Our analyses of concordance after application of cutoffs suggest that the observed degree of inter-laboratory agreement is influenced by the cutoff chosen and argue for caution in dichotomizing Ki67 scores into ‘high Ki67’ and ‘low Ki67’. In fact, as discussed in our earlier guidelines,1 cutoffs for Ki67 should be context-dependent. Moreover, the establishment of such cutoffs will require additional data to permit examination of associations between Ki67, clinical outcome, and other clinical and pathological factors. As with other continuous variables in pathology, different laboratories use different cutoffs for the same context; but uniform cutoffs can be problematic as well if measurements differ substantially across laboratories. The impact on clinical decision-making varies according to context and, in some circumstances, may merit the reporting of confidence intervals or the definition of equivocal values that fall within a range of uncertainty.
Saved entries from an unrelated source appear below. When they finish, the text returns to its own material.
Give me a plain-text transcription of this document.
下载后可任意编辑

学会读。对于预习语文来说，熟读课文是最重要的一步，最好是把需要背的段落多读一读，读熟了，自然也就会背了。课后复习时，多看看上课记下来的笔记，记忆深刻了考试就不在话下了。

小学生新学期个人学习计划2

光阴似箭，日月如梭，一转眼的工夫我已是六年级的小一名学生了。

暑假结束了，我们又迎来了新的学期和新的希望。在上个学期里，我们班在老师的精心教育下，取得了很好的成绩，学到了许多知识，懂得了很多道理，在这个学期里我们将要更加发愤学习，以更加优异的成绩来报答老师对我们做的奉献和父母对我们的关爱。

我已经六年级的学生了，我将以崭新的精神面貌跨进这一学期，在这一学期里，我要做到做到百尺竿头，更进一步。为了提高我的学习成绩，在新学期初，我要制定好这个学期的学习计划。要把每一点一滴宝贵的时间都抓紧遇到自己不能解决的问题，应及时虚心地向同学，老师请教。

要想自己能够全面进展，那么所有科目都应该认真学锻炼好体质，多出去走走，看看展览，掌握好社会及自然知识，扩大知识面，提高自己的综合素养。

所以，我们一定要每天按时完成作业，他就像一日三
Our study does not have immediate clinical application, as we chose to use a highly standardized specimen format (centrally stained tissue microarray cores) not typically used in clinical practice. However, we conclude that we were able to achieve satisfactory levels of scoring agreement in the highly stylized context in which this study was performed. Having done so, our next logical next step will be to see if similar agreement is possible on core biopsies and if this proves satisfactory proceed to a similar strategy with whole sections, in which the reader will have broader discretion regarding what portion of the tissue should be read. Finally, we plan to return to a local staining methodology strategy, which we expect will re-introduce additional variability into the analyses. Our goal is to standardize each of these points of potential variability among the participants of this set of exercises. If we can maintain the satisfactory concordance we have observed in the current study, we will provide the methodological strategy and protocol to the general pathological community, in a manner similar to what has been accomplished by the American Society of Clinical Oncology and College of American Pathologists joint Committees to establish guidelines for HER2 and hormone receptor analyses.16, 17, 18, 19

In conclusion, Ki67 is a widely accessible biomarker of proliferation with strong evidence for clinical validity for prognosis and prediction in breast and other cancers.1 Its clinical utility has been limited by poor inter-observer reproducibility, with differences in scoring methodology a major contributor to variability.9, 20 We demonstrate that improved inter-observer reproducibility in Ki67 scoring can be achieved on centrally stained tissue microarray slides after training observers on a standardized, practicable visual scoring method that can be performed relatively quickly. Our results suggest that strategies can be developed to at least partially overcome inter-observer variation, which has limited the utility of this marker. The potentially encouraging results demonstrated in this study remain tempered by the recognition that achieving agreement among laboratories in clinical practice remains a significant challenge, as these promising findings need to be translated to core biopsies and/or whole sections, with local staining, and clinical validity confirmed. Therefore, we maintain that, unless and until preanalytical and analytical features for immunohistochemistry of Ki67 can be standardized, this assay platform should not be used to drive patient-care decisions in clinical practice. If we are successful in our next set of studies, then immunohistochemistry for Ki67 could be incorporated into standard of care. If not, then evaluation of proliferation for prognostic and predictive considerations in early breast cancer will need to be performed with other assay platforms that may have more analytical validity but which may be more difficult to apply in practices around the world.